Android Visual Voicemail
  • Role: Product Designer

    • UX research and analysis (stakeholder interviews, flows, personas and other artifacts)

    • Design (app UI and branding kit)

    • Prototyping (basic flow and interactions)

  • Timeline: April - May 2023

Overview

Despite how infrequent voicemails might be for some, it is noticeably annoying when it’s time to locate and view one.

iPhone users are lucky in this regard, especially if armed with a phone plan that includes visual voicemail. The voicemail inbox is logical and looks consistent with iOS standards. However, Android users like me who make up ~50% of the adult US phone market are not blessed with an equally clean voicemail experience.

Three months of learning the development cycle and research methods later, voila my answer to Android’s, in particular Samsung’s, voicemail satisfaction gap.

How might we make accessing voicemails more enjoyable and convenient for Android users?

Conducting research

I love sitting down and talking to people about their experiences and opinions, thanks to my journalism education. In my user research, I found that I wasn’t alone in my voicemail access frustrations.

Some stories highlighted the difficulty of only being able to verbally communicate with someone because texting is impossible. (Fellow children of immigrants who can barely read their ancestral language, I see you!)

I also wanted to complement the anecdotal insights I had uncovered with statistical data — according to the Pew Research Center, 67% of Americans won’t answer a call from an unknown number but will check if a voicemail is left.

Imagine how many people risk missing a notification from their doctor or dentist because they don’t have their number saved.
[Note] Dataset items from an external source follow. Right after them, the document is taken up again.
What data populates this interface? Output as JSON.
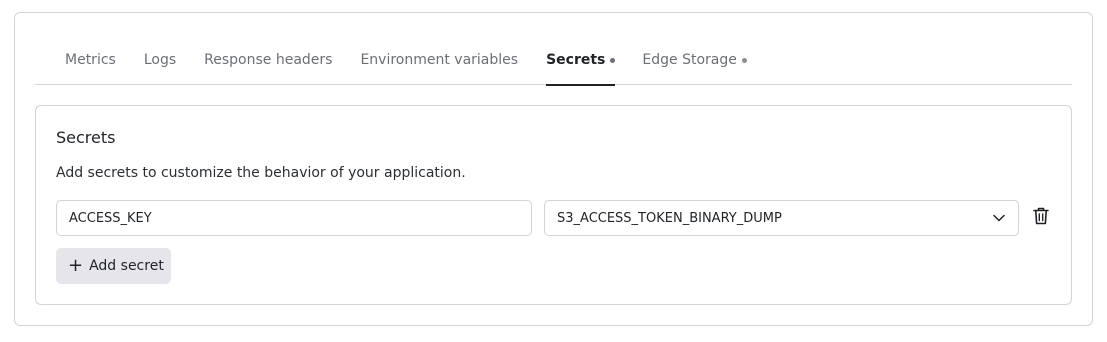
{
  "tabs": [
    {
      "label": "Metrics",
      "active": false,
      "dot": false
    },
    {
      "label": "Logs",
      "active": false,
      "dot": false
    },
    {
      "label": "Response headers",
      "active": false,
      "dot": false
    },
    {
      "label": "Environment variables",
      "active": false,
      "dot": false
    },
    {
      "label": "Secrets",
      "active": true,
      "dot": true
    },
    {
      "label": "Edge Storage",
      "active": false,
      "dot": true
    }
  ],
  "secrets": {
    "title": "Secrets",
    "description": "Add secrets to customize the behavior of your application.",
    "rows": [
      {
        "key": "ACCESS_KEY",
        "value": "S3_ACCESS_TOKEN_BINARY_DUMP"
      }
    ],
    "add_label": "Add secret",
    "add_icon": "+"
  },
  "icons": {
    "select": "chevron-down-icon",
    "delete": "trash-icon"
  },
  "colors": {
    "border": "#d4d4d8",
    "active_tab": "#1f2328",
    "inactive_tab": "#6b6f76",
    "button_bg": "#e6e6ea"
  }
}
The stories I encountered led me to produce two key user personas, “I miss Mom” Maisie and Reminiscent Remy, who both use their voicemail inbox as a personal memories inventory. More on that later.

Synthesis

I conducted card sort tests that revealed a few functions that users could agree on. Logically, each voicemail log should show when it was created, who it’s from, and how long the recording is.

Since these were commonly agreed upon, I treated these as my project MVPs for the short timeframe I was given.

The findings from the card sorts led me to my draft content hierarchy list which served as the basis for my app structure and user flows.

My user flows demonstrate the folder creation process which, based on my user testimonies, addresses a key reason why voicemail inboxes are hard to navigate — oftentimes our inboxes are just chronological lists with no organization method.

It was also important to me to understand their unspoken wants and needs as well. In the case of the need to classify voicemails into folders, I realized an underlying problem of the voicemail inbox is that users don’t have the ability to personalize something that could hold very personal memories.

For example, when you really like a certain selfie or photo in your gallery, you might edit its colors, draw a smiley on it, then put it in an album or favorites list, and that album could be named something sentimental.

Similarly, people have sentimental voicemails from loved ones, and I wanted to give them the function to retitle recordings (as if editing and personalizing a favorite picture) in addition to moving them to folders.

Here come the wireframes

Almost at the end! The end of just the first iteration, that is.

With my first iteration in hand, I went to usertesting[dot]com and ran two unmoderated tests. I also wanted to guarantee at least one of my test participants was an actual Samsung user, and recruited my good friend Adi to critique my work. My decision to adhere to Samsung was born out of time constraints and familiarity, and I wanted to ensure that my design was as consistent as possible with the real thing.

One major piece of feedback I received was on the Recently Deleted page. I had forgotten to add a button to restore messages in case they’d been deleted by mistake.

While my test participants reported they were pleased with the aesthetics and functions, I noticed that I could do more to look more “Samsung,” and thus adopted their toasts and blue accent color for the second iteration…

Behold, the finale: iteration #2!

Welcome to the second iteration! Having added the feedback I got from my tests and the extra Samsung-y elements, my last challenge was to animate the opening of a voicemail. (This was the detail that made me want to pull out my hair the most!)

Of course, even if the project is technically over, the mental process of constant iteration and looking for areas to improve is never over.

If I had more time to learn and implement, I would formulate a metric to see how many people adopt this new voicemail app and their satisfaction levels, probably through some sort of proxy like how many people opt into visual voicemail phone plans.

I would also try to design for beyond just Samsung; there are lots of functions that I could’ve tried to re-imagine for iOS or other OS styles.

Nonetheless, I’m really proud to be able to add this project to my portfolio and show off my hard work to the world (and to my professor 🙂).